The court thereupon sentenced the defendant to a term of 5 to 10 years in Clinton Prison. This was the minimum sentence which could be imposed upon the defendant as a second felony offender. It was, however, also a sentence which could legally have been imposed upon him as a first offender. The court, having personal knowledge of the defendant’s prior record, certainly took that record into consideration in imposing sentence and it, therefore, would seem immaterial whether the sentence was imposed on the defendant as a first or second offender. In fact, were the defendant to be brought before this court on technical grounds for resentencing, the same sentence would again be imposed.

Regardless of that fact, however, if the defendant was denied any legal right he should prevail in this proceeding. I can find no violation of any such right. It is true that when he “ stood mute ” the court did not empanel a jury to determine the question of his identity as the person previously convicted in that same court before that same Judge. Such a proceeding would *756have been utterly meaningless because the court personally knew that the defendant was the person so previously convicted. Any determination to the contrary by a jury would obviously thwart justice. The court, therefore, is of the opinion that the defendant was then and there properly sentenced as a second offender.

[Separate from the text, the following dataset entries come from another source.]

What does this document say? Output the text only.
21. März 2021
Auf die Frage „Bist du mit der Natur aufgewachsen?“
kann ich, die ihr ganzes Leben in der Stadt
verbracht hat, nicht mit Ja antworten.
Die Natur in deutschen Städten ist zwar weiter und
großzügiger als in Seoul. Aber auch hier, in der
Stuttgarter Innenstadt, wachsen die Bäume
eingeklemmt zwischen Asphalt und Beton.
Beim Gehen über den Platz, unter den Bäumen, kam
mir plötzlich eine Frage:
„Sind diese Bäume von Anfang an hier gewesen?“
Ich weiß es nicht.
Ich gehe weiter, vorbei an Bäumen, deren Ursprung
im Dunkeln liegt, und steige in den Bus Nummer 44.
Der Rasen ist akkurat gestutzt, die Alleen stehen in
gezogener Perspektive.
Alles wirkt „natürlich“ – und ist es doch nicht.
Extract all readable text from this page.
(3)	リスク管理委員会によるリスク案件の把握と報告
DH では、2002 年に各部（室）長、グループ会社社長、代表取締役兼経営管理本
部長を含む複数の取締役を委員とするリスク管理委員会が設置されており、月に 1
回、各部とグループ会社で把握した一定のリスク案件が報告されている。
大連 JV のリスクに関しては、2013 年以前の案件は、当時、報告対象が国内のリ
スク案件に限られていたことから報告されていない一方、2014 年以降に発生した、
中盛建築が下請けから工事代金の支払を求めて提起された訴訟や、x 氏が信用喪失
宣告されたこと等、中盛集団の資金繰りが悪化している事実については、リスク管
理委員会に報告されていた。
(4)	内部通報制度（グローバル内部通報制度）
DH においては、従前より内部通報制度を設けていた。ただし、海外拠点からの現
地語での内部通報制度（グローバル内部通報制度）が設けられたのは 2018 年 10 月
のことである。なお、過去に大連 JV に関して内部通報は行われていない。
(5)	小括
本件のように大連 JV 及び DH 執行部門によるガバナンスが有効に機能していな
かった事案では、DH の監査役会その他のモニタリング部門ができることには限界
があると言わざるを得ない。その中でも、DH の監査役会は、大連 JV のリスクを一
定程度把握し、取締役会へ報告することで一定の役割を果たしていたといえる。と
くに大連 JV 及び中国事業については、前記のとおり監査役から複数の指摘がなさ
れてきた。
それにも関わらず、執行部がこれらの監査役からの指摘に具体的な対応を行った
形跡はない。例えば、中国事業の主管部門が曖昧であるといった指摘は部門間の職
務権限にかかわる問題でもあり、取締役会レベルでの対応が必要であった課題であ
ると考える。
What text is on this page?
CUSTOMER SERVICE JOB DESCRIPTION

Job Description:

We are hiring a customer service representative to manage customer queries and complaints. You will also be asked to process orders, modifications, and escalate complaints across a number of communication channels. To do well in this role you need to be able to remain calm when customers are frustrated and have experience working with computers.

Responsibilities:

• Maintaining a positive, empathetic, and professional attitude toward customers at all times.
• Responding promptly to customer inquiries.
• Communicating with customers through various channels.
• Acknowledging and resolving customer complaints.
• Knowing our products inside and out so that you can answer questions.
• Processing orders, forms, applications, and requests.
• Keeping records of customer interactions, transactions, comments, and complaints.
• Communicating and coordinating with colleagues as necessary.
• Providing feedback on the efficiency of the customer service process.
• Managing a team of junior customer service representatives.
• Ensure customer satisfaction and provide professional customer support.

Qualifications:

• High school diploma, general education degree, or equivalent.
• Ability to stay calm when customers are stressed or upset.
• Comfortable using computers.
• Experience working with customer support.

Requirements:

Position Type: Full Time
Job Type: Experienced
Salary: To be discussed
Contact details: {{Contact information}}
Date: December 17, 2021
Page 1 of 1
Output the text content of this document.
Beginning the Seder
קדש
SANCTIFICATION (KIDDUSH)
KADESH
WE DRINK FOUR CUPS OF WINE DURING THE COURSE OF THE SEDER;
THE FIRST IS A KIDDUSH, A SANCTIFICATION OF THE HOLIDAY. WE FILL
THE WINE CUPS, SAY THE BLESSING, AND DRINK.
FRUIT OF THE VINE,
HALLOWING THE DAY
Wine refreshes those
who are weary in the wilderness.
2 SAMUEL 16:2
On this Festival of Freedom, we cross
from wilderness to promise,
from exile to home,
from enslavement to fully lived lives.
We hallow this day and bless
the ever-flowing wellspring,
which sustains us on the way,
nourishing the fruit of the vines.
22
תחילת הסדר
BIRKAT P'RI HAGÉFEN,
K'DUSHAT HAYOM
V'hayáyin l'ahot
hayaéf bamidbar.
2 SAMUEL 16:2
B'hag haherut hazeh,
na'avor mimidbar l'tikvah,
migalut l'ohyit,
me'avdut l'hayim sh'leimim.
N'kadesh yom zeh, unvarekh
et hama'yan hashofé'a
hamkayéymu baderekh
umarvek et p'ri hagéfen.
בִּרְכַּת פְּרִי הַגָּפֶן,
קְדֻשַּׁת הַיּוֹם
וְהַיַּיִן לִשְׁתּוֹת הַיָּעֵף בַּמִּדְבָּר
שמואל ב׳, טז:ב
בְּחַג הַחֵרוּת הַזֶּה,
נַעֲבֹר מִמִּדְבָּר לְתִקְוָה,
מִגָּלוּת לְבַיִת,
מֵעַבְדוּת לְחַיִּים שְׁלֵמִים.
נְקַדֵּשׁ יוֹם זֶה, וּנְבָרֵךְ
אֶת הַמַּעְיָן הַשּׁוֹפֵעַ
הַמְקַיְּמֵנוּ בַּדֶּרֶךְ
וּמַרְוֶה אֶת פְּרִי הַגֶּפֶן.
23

Even if it should be determined that the defendant had a right to a trial upon the issue of his identity in connection with his prior felony, that right certainly could be waived and, in this case, certainly was waived by necessary inference. The Court of Appeals has held that such waiver may properly take place. (See People v. Gowasky, 244 N. Y. 451, 463.) Neither the defendant nor his counsel made any move to challenge the statement of the court to the effect that he personally knew that the defendant had previously been convicted of a felony. An appeal was subsequently taken and the conviction of the defendant was affirmed by the Appellate Division. In the course of the appeal, argued by the same attorney who stood beside the defendant when he was sentenced, the question of the defendant ‘ ‘ standing mute ’ ’ was not raised in any particular.

The conclusion is necessarily reached, therefore, that the defendant was properly sentenced and that he was not deprived of any legal right. He was asked if he was the person who had been previously convicted. Neither he nor his attorney made any issue of the allegation because they realized that the court knew perfectly well of the defendant’s prior conviction. I have already indicated that a trial of the issue would have been utterly meaningless and could have produced only one result unless there was a miscarriage of justice. The People could readily have established the prior conviction by records of this very court and by testimony of court personnel who were then present as they had been at the time the defendant was sentenced in the prior case. It is impossible for me to conceive how the presentation of the court’s own records and such testimony to a jury would be of greater value in establishing that the defendant was a second offender than the personal knowledge of the court whose duty it was to pass sentence.

For all of the foregoing reasons, therefore, the petition herein is in all respects denied.